À l’est, le ciel devenait plus pâle. L’aube esquissait en formes vagues les murs déjà érigés. On n’entendait que le ruissellement irrégulier de l’eau qui coulait, goutte à goutte, des toits sur le sol et, par intermittence, un souffle de vent.

Se baissant à nouveau, il regarda plus attentivement le corps. La pluie avait plaqué le tissu sur les cuisses et dessinaient des muscles épais. Le bras gauche était coincé sous le torse puissant et robuste. Il tenta de le ramener, avec l’autre, sur la poitrine, dans une posture plus décente. Effectuer cette opération d’une seule main – il tenait toujours la torche – n’était pas chose aisée. Comme il s’y employait, il retira des doigts déjà raidis un fin galon, et l’approcha de la flamme pour l’examiner.

« Dieu du ciel !... Ce galon de soie1… Impossible ! Mais qui ? Il se pencha au-dessus du visage de l’homme, tenant toujours la torche. Ce qu’il vit tout d’abord, ce fut la main, cette main gauche qu’il avait tenté de joindre avec l'autre.
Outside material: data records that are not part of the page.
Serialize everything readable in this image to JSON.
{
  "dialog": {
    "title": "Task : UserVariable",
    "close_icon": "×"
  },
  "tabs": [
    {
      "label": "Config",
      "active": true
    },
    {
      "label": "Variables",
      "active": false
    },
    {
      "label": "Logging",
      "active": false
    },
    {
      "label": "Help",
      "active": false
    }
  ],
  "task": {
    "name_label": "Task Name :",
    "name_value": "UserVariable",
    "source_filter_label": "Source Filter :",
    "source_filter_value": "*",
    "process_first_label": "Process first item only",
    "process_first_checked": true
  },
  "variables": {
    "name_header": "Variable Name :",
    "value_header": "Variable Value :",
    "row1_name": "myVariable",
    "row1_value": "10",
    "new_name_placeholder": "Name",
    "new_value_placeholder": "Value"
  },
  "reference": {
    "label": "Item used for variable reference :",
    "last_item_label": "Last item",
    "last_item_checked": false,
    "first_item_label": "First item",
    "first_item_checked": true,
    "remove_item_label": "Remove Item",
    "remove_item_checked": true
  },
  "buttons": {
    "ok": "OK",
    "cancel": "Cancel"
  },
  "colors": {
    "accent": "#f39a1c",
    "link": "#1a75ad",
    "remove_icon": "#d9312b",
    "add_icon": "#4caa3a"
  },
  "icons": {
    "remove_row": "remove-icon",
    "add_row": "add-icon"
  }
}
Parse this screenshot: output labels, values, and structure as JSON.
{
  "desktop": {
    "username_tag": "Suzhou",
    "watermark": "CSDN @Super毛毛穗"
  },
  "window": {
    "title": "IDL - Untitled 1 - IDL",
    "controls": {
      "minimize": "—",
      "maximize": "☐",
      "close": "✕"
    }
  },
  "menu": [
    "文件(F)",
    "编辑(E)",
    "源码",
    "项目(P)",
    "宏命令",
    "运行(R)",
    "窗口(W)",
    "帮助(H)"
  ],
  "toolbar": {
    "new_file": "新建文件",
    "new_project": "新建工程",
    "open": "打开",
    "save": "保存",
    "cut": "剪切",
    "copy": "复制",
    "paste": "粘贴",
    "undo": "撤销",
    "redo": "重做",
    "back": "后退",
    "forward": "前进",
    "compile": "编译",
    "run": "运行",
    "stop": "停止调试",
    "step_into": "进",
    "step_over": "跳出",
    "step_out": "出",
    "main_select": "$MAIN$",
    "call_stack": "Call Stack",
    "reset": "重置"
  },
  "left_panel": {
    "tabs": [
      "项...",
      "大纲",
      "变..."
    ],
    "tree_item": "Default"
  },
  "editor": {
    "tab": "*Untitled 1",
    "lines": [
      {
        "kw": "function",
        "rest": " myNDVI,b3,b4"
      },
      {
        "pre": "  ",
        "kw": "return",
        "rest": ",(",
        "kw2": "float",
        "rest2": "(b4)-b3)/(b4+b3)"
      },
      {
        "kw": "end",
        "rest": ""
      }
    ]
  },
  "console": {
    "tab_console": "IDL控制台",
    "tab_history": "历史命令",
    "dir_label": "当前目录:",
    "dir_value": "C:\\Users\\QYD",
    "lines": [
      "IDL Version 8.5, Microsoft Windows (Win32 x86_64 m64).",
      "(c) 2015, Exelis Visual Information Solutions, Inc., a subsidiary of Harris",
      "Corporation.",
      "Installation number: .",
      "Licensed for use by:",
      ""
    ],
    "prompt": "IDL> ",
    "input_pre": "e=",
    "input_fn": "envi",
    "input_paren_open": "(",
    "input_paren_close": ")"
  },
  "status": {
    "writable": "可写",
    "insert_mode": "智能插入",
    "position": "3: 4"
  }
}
Six doigts…

Il eut l’impression d’être broyé dans des serres puissantes, tant son émotion était forte. Son cœur bondit furieusement dans sa poitrine. Il fallait qu’il fût sûr. En tremblant, il promena la flamme pour éloigner l’ombre qui masquait les traits du mort. Et il fut submergé de souvenirs. C’était comme un fer ardent qui fouaille une très ancienne blessure.

Ce visage, il le reconnaissait. Les années ‑ combien au juste ? Plus de trente, pas moins ‑ l’avaient creusé de rides, mais le doute n’était pas possible : c’était bien cet homme-là.
Une pensée lui vint, très nette : « Ainsi, ils y sont arrivés. Malgré tout ce temps, ils n’avaient pas oublié.»
Il regarda encore : ces yeux grands ouverts, fixes et pétrifiés, ces traits épais, figés dans une grimace atroce.
Avec effort, il se releva ; il se signa.
« Que Dieu lui fasse miséricorde. »
Il était peu probable qu’on l’ait tué dans le chantier, où il n’avait rien à faire. On avait dû l’y porter par la suite, comme une ultime provocation.
Que devait-il faire ?

Une brume légère montait de la Seine. Une lueur diffuse, rose et froide, progressait à l’est, chassant l’infini noir. On devinait, hauts dans le ciel, quelques nuages floconneux qui annonçaient une belle journée de printemps. De loin en loin naissait le gazouillis des premiers oiseaux, auxquels répondaient, dans les poulaillers, les appels retentissants des coqs. Les cloches des monastères et des prieurés sonnaient l’heure des Laudes.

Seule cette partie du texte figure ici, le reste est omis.